I think everyone has seen the dreaded red-eye in photos, mostly effecting those with light eyes and animals. The red eye effect is caused when the camera’s flash is very close to the camera lens, most commonly seen with point and shoot cameras, this effect is purely a photographic one and never occurs under normal lighting conditions in nature. While point and shoot cameras are the most common culpret, DSLR shooters who use the pop-up flash often see similar results. There are two easy ways to get rid of red eye that all photographers should know how to do.

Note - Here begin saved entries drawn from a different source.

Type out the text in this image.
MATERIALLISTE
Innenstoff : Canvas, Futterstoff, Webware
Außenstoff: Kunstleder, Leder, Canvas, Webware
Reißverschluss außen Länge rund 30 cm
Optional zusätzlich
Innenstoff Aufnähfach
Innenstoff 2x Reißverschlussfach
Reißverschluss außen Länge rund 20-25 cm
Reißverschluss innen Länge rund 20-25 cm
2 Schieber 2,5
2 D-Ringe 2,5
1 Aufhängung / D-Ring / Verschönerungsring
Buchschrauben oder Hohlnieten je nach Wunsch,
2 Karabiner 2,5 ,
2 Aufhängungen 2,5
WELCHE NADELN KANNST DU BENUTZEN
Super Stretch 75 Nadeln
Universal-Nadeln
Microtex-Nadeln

Prevent it before it even happens. By using a hot-shoe mounted flash on your DSLR or better, a flash bracket, you physically move the flash further away from the lens, thus eliminating red-eye from happening. For you point and shoot users out there, take your camera off auto-flash mode and put it into anti-red eye mode. When you do this, tell the people who you are taking photos of that there will be two flashes and the second one is what counts. Emitting a pre-flash during this mode in the camera drastically helps reduce red eye from occurring.
Fix it after the fact fast. Starting in Photoshop CS2 and getting better with each more current version, a red eye tool has been included. Simply select this tool and click on the effected red eye and Photoshop will fix it for you. For particularly bad cases, draw a box around the effected area. Photoshop does an absolutely stunning job fixing this. Don’t own a copy of Photoshop? Not to worry, Gimp is free and also has a red eye removal tool built in that can be accessed by going to Filters -> Enhance -> Red Eye Removal.
Don’t let red eye ruin your next photo and easily remove it from older images you’ve already taken!